5. La mère, la terre… et Homère !

« Et je redis : Hoo mère !
et je lève ma force
inclinant ma face.
Oh ma terre ! »

  • Ce passage est extrait d’un poème intitulé « Pour saluer le Tiers monde ».
  • J’ai choisi de le citer pour la référence implicite à Homère.

6. Miguel Angel

Je terminerai ce petit florilège avec un extrait d’un poème intitulé « quand Miguel Angel Asturias disparut » (Moi, laminaire…), qui m’avait marqué quand j’étudiais la poésie de Césaire.

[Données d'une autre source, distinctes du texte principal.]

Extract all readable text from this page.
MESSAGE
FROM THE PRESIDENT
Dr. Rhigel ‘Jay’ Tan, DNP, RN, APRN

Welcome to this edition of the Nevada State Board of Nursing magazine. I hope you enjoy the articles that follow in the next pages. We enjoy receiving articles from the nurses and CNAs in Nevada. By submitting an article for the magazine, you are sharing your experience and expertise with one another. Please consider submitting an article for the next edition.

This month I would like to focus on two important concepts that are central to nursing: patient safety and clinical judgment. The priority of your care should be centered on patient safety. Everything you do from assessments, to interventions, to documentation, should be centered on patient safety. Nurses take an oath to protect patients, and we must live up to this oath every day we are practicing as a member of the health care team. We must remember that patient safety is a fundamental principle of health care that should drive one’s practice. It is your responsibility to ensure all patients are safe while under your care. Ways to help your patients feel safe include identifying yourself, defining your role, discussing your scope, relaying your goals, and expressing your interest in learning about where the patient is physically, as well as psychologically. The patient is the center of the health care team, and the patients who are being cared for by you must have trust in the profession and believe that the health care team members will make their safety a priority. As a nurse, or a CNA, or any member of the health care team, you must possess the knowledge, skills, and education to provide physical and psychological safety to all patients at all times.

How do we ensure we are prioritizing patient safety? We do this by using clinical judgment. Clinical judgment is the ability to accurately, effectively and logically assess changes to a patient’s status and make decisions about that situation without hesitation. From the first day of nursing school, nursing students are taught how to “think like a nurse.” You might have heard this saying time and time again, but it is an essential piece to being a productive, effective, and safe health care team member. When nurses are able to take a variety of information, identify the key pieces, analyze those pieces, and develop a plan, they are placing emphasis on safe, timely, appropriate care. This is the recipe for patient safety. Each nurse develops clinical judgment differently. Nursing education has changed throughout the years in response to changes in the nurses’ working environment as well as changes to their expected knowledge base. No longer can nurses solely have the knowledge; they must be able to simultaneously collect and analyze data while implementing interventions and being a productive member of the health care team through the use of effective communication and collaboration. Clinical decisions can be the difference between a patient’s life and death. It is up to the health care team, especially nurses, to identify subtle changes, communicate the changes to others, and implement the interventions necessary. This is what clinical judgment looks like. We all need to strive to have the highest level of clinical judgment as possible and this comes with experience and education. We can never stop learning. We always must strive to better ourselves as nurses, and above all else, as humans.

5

« Miguel Angel immergea sa peau d’homme
et revêtit sa peau de dauphin

Miguel Angel dévêtit sa peau de dauphin
et se changea en arc-en-ciel

Miguel Angel rejetant sa peau d’eau bleue
revêtit sa peau de volcan

et s’installa montagne toujours verte
à l’horizon de tous les hommes »

  • Ces vers, qui terminent le poème, m’ont séduit par les multiples métamorphoses successives qu’ils mettent en scène.

*

J’espère que cet aperçu de la poésie césairienne vous a séduit. N’hésitez pas, si vous avez en tête d’autres citations marquantes de Césaire, à les proposer en commentaire.

Je voudrais conclure en remerciant Patrick Quillier, professeur de littérature comparée à l’Université de Nice, dont les cours m’ont permis de découvrir Césaire. Cet article est d’ailleurs largement inspiré de mes notes de cours.